Now I happen to like gospel music, but I realized that his discomfort was not with me—at least, not with me simply for my race. He was telling the truth and pointing to what did make him uncomfortable. For race and ethnicity have stood in during our conversations for something more ineffable, more complex, more edgy than we are willing to discuss. We are speaking as well about matters of culture—Unitarian Universalist culture—that many of us have been unwilling to acknowledge, and we have been unable to address these issues because we have been confused about the conversation we have been having, and we cannot escape the boxes to which we are likely to be assigned.
But the truth is that community is precisely what we need here, most particularly religious community. More than one person in our movement has remarked over the years that, for people who are blessed with the gift of free religious community, we are also cursed with a nasty little Calvinist streak that we would do well to examine.
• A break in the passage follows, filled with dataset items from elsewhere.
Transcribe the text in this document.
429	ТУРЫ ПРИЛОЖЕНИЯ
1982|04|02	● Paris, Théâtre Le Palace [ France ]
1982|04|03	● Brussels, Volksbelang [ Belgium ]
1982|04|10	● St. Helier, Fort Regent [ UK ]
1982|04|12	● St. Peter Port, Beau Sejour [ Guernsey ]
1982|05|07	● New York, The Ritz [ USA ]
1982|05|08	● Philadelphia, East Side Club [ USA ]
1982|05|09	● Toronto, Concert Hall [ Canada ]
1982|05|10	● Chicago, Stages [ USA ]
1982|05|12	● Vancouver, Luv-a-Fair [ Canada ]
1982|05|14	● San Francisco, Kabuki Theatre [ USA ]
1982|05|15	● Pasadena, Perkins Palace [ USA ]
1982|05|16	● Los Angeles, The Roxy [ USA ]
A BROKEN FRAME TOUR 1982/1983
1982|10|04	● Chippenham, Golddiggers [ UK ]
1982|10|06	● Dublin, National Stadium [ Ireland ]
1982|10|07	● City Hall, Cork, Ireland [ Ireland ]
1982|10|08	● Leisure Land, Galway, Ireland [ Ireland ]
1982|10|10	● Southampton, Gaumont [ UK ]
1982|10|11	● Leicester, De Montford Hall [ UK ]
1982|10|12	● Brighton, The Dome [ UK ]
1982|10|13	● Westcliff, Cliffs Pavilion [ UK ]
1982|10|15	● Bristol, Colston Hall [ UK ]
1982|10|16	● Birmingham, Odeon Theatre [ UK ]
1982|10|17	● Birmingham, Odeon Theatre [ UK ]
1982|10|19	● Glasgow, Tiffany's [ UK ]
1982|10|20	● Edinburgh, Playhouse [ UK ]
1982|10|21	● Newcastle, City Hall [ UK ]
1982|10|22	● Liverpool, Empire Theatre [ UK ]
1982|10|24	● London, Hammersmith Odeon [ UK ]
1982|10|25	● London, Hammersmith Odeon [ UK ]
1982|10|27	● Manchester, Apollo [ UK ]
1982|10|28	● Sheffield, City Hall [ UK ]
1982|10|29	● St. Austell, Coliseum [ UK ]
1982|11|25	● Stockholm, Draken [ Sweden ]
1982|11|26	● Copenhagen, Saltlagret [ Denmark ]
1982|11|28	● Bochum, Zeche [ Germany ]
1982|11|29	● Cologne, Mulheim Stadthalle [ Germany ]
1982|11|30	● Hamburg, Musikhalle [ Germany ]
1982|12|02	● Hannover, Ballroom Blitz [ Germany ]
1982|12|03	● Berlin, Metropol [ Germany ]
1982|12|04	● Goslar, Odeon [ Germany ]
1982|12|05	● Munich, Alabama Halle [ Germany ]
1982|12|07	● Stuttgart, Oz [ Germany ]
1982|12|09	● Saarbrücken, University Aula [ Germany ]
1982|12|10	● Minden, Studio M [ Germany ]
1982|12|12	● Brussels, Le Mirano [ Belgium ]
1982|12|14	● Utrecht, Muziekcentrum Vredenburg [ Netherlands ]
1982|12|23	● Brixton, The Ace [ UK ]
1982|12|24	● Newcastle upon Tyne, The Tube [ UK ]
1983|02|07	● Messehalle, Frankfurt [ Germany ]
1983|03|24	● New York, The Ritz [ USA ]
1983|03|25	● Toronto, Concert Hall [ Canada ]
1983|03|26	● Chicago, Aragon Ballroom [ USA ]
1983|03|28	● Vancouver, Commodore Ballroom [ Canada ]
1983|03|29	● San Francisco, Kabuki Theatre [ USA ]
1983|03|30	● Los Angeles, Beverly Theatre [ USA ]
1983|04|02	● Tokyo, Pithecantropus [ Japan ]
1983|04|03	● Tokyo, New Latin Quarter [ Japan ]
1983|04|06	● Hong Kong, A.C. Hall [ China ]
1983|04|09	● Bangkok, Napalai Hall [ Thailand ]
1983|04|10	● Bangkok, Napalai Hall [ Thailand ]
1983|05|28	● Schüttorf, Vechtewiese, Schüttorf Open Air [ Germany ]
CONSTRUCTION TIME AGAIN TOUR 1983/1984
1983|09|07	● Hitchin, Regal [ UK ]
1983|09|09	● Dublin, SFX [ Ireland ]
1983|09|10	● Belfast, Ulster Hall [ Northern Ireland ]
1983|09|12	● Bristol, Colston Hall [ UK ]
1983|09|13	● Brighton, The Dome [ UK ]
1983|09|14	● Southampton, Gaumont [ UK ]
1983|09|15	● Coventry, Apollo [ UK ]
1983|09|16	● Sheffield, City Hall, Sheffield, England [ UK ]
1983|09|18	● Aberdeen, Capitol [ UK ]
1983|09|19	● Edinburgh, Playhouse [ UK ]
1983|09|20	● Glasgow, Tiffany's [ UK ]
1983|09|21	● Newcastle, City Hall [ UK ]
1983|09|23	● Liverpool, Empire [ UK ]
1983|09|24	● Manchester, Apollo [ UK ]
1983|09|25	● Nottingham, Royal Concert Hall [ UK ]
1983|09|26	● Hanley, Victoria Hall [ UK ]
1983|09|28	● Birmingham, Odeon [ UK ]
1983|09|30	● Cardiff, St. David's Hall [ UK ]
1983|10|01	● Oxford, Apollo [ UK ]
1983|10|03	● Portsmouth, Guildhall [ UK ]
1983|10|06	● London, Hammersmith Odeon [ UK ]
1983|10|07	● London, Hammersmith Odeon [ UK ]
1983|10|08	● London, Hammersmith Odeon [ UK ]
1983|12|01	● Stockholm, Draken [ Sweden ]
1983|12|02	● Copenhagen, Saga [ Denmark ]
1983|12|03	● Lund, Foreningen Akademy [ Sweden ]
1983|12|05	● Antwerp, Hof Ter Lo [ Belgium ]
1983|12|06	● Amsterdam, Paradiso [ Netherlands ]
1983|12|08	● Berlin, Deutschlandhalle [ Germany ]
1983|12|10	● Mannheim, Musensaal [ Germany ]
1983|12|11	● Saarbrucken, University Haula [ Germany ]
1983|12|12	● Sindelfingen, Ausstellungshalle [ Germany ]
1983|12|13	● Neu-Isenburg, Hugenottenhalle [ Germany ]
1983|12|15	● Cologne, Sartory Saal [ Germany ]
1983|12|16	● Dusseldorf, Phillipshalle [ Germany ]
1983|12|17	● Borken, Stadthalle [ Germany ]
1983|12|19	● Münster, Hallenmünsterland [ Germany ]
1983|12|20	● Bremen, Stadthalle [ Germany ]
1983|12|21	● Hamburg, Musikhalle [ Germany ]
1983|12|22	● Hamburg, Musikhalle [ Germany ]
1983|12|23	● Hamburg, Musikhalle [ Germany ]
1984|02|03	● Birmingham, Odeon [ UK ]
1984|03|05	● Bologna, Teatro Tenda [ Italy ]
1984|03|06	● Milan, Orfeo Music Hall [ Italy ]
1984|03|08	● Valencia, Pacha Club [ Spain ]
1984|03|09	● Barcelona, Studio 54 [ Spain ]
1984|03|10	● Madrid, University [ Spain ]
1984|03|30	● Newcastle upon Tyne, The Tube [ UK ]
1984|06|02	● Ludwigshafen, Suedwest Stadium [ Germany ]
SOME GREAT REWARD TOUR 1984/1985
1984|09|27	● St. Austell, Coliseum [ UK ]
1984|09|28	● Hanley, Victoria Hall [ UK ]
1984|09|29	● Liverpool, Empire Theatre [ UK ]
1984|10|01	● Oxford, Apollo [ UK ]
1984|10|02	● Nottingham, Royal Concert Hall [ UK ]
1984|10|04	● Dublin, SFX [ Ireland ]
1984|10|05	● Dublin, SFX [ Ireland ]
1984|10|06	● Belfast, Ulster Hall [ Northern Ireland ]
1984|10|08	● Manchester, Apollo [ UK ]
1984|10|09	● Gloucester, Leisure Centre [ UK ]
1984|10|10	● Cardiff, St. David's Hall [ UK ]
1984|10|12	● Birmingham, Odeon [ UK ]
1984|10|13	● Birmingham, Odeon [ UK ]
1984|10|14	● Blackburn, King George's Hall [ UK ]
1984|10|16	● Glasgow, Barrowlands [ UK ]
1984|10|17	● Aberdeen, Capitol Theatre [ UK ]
We would rather be angry and judgmental with one another and ourselves than be tender and merciful, in simple acknowledgement of how hard it continues to be to do what we must do in our congregations. We must admit that we have a specific, sometimes alienating culture, and we must change it. And we must grieve the loss of the familiar and gain some measure of courage to embrace the new.
These things are … the work of the spirit. These things call us to be faithful to James Luther Adams’s observation that church is where we practice what it means to be human. We have a lot more humanity to learn about, a lot more practicing to do, with a lot more people than we are used to. If we really mean what we say, we will have to get a lot better at some very Universalist values: We will have to learn to love each other more, and in better ways than we do right now. We will have to learn to forgive each other more, and in better ways, than we are used to doing. We will need the Universalist gifts of “hope and courage,” too. We—ministers and laypeople—want our congregations to be safe. But safety is a relative term when it comes to religious community. For if we are really practicing what it means to be human, in an ever widening circle of humanity, our congregations may become some of the most dangerous places we know, because they will become faithful communities of change, as we call each other into that territory of the soul that distinguishes the church from a social club, or a sorority, or a coffee house for the vaguely spiritual.